How can I tell hive via odbc to run my query with my chosen hive conf settings?
set hive.exec.dynamic.partition.mode=nonstrict;
set hive.exec.dynamic.partition=true;
set hive.exec.max.dynamic.partitions=10000;
set mapreduce.map.memory.mb=7168;
set mapreduce.reduce.memory.mb=7168;
set hive.exec.max.dynamic.partitions.pernode=10000;
set hive.exec.compress.output=true;
set mapred.output.compression.codec=org.apache.hadoop.io.compress.SnappyCodec;
set hive.execution.engine=mr;
I found the solution to this in the documentation for for the driver: https://www.simba.com/products/Hive/doc/ODBC_InstallGuide/linux/content/odbc/hi/configuring/serverside.htm
I needed to add these 'server side properties' when I create the connection.
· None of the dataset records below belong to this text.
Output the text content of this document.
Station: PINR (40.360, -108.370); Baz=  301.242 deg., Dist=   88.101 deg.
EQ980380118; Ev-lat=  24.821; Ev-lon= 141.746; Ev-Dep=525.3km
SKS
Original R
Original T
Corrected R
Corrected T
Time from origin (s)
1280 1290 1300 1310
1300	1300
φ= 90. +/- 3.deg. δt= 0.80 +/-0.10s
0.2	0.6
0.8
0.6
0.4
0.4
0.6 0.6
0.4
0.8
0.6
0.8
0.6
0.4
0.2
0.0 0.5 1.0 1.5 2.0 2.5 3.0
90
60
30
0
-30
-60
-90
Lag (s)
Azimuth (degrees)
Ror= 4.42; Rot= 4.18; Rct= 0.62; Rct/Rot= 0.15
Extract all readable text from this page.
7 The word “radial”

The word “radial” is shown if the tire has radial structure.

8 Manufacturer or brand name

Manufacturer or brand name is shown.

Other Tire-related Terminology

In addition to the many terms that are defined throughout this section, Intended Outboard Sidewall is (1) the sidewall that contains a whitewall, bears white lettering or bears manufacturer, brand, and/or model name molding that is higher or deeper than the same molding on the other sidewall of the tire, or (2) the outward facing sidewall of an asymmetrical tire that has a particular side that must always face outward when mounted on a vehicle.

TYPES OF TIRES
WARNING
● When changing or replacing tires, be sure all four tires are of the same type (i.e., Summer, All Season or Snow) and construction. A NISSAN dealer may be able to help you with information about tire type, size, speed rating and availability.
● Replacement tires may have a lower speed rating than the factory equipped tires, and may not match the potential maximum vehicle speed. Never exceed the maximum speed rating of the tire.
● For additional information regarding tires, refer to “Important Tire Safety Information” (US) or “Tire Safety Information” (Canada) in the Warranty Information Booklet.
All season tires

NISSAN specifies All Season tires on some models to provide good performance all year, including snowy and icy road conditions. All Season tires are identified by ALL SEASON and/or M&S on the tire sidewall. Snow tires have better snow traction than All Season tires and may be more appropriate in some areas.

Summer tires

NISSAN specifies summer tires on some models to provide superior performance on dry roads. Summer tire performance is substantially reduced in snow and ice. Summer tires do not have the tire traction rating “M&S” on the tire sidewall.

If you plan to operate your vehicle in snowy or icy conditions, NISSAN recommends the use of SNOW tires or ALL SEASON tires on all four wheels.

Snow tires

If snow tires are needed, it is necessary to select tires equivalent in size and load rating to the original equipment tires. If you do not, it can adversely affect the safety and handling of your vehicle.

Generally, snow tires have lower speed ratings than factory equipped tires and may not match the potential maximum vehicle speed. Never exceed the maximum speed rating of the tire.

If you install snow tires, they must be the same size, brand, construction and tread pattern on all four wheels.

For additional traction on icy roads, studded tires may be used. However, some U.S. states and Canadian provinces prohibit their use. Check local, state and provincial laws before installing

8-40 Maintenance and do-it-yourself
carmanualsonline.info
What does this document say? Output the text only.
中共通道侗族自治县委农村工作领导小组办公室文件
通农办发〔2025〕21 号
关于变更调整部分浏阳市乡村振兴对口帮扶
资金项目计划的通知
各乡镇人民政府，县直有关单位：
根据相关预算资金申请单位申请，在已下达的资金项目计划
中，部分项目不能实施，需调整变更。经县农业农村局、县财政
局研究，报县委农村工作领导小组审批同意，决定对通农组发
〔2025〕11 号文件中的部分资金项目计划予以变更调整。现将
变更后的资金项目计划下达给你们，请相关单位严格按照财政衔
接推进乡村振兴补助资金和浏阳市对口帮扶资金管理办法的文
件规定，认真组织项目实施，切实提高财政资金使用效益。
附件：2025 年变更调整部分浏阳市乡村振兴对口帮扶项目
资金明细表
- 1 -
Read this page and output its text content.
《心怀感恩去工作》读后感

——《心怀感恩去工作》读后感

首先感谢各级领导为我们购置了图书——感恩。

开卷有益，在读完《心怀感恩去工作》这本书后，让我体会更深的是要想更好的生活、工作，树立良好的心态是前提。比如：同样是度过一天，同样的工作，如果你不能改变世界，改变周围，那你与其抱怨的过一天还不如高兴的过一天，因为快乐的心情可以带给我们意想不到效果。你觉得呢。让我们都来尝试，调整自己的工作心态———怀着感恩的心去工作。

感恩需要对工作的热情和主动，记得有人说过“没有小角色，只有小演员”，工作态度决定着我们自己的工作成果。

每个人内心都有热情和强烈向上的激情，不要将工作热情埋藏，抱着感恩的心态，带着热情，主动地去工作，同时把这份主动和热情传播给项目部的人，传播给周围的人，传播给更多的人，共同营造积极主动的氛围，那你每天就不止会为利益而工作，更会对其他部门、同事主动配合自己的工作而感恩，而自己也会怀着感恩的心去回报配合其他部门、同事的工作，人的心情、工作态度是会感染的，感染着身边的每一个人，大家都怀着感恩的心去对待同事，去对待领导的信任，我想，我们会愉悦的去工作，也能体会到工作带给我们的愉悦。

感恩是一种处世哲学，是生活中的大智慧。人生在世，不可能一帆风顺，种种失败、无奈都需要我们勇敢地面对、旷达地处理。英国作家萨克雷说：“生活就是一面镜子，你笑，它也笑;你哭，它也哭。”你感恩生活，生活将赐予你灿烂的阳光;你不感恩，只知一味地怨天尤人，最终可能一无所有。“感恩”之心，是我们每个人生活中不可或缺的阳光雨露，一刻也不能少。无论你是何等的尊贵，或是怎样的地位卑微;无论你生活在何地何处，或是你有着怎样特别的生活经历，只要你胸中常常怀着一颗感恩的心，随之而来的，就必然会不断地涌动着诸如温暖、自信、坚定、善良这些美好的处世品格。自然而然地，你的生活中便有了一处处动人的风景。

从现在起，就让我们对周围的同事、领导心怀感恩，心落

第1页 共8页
You prepend with the string 'SSP_' (server side property) and then add them as name value pairs e.g:
hive_conn <- dbConnect(odbc(),
dsn = "Hive",
SSP_hive.execution.engine = "mr",
SSP_hive.exec.dynamic.partition.mode = "nonstrict",
SSP_hive.exec.dynamic.partition = "true",
SSP_hive.exec.max.dynamic.partitions = 10000,
SSP_mapreduce.map.memory.mb = 7168,
SSP_mapreduce.reduce.memory.mb = 7168,
SSP_hive.exec.max.dynamic.partitions.pernode = 10000,
SSP_hive.exec.compress.output = "true",
SSP_mapred.output.compression.codec = "org.apache.hadoop.io.compress.SnappyCodec"
)